Não me parece adequado fazer um juízo de valor sobre processos judiciais em curso, sem conhecer plenamente os detalhes jurídicos relevantes da questão. Em qualquer caso, é necessário reconhecer que a resolução técnica virtual da disputa já teve o poder de desencadear um debate público genuíno e saudável de ideias opostas. Numa democracia que não é meramente semântica, a livre circulação de ideias e informações, mesmo que ácidas e incómodas, é vital para a formação de juízos de valor. Esta é uma premissa inegociável, alojada num debate mais amplo entre os “limites dos limites” da liberdade de expressão e a adequação, em boa sintonia, da lei prevista no ordenamento jurídico vigente.

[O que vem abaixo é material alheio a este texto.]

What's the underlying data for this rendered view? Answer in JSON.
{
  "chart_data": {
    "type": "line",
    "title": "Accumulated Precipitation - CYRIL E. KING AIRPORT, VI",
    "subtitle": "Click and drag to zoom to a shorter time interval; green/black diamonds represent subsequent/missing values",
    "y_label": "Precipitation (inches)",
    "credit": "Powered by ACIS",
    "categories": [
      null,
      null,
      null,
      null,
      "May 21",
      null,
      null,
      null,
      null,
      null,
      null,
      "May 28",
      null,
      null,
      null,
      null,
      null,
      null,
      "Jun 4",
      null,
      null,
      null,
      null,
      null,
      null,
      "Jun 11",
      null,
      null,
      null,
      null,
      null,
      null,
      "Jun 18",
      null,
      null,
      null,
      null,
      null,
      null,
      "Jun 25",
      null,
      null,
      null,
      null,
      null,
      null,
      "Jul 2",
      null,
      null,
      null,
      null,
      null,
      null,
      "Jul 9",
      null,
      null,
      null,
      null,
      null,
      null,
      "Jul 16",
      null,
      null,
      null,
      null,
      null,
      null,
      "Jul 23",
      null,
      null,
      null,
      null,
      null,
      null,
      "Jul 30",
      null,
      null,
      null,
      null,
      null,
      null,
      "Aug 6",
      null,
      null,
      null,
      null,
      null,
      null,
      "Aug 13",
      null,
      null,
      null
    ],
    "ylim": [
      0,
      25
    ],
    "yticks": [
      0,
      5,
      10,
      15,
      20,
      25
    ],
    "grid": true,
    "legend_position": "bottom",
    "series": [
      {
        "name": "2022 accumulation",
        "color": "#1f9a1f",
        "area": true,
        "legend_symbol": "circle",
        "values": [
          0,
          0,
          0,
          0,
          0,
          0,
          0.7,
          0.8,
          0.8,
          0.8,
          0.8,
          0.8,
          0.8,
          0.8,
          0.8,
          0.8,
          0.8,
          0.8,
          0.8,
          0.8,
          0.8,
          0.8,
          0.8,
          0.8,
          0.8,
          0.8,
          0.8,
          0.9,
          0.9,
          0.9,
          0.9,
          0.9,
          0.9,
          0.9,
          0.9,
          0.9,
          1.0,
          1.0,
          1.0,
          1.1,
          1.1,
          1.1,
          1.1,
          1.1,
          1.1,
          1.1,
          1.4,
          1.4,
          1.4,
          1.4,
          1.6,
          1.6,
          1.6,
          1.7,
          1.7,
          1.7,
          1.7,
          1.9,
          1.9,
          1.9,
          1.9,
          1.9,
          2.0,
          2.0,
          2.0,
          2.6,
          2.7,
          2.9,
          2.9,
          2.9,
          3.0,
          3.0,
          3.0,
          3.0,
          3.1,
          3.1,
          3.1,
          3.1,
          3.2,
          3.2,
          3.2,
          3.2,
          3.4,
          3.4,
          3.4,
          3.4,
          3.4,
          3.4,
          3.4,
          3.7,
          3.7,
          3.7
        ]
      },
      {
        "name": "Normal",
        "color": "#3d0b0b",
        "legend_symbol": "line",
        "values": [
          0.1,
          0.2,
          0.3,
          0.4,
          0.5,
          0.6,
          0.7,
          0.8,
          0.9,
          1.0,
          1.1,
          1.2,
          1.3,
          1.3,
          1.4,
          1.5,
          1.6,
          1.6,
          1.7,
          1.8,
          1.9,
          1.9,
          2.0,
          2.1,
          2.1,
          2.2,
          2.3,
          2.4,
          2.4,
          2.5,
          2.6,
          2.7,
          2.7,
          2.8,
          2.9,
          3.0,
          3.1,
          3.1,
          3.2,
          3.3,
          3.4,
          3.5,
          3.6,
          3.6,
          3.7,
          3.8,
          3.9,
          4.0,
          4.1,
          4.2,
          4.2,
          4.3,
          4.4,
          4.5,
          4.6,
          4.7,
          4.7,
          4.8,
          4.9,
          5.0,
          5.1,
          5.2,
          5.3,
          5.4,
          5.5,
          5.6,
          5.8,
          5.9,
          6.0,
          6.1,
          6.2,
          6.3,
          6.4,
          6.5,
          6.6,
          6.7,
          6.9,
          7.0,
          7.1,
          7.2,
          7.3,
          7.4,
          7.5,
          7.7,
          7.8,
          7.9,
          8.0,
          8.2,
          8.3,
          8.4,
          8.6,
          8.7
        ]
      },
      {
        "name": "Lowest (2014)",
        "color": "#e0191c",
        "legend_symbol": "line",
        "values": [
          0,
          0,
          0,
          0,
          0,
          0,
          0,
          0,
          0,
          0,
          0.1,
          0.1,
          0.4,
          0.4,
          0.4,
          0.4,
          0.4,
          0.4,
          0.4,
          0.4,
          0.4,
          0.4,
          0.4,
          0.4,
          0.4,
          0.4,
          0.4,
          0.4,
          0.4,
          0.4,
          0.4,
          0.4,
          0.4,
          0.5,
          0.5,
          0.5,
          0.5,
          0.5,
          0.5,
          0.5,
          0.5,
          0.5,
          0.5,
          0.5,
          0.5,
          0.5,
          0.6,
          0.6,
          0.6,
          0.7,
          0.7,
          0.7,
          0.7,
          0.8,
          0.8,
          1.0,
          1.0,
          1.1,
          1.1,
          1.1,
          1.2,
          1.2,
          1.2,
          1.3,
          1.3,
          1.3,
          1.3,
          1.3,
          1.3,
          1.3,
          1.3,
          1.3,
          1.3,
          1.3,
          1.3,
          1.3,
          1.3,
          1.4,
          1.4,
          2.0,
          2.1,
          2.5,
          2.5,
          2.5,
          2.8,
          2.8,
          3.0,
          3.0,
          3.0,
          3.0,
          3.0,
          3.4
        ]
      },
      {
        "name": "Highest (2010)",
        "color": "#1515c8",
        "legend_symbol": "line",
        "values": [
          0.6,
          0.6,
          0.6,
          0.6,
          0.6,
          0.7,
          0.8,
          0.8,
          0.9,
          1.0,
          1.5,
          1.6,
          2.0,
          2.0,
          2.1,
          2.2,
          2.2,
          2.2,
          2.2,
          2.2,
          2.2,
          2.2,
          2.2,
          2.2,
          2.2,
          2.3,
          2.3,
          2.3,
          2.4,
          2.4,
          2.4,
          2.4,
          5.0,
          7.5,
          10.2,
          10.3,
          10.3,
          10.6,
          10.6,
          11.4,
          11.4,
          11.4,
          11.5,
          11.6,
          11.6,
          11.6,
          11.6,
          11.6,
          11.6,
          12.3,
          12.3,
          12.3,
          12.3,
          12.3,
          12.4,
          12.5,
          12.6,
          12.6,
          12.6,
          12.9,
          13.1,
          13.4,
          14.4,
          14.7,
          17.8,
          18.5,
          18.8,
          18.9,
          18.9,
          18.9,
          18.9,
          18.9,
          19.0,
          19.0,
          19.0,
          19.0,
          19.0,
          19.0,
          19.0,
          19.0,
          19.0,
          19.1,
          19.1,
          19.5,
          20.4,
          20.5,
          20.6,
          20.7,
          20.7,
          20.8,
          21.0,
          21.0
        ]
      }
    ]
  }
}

O projeto que tramita no Congresso com mudanças nas regras de inelegibilidade é uma forma de acabar com a Lei da Ficha Limpa?
Com total respeito pelas opiniões divergentes, penso que não. As melhorias legislativas, como produto de debates sérios e bem intencionados, podem e devem ser recebidas de braços abertos. A Lei da Ficha Limpa, reconhecida como um marco importante na purificação essencial do cenário político brasileiro, foi projetada para reverter instantaneamente um aumento na insatisfação social. E leis como essa, geralmente, tendem a carregar manchas e pesar na mão. Ao longo dos anos de aplicação, áreas ávidas por melhorias foram devidamente mapeadas. E melhorias não significam necessariamente retrocessos. A reforma da Lei de Improbidade Administrativa é um bom exemplo de melhoria legislativa virtuosa. A Lei da Ficha Limpa é uma conquista histórica. E está aqui para ficar.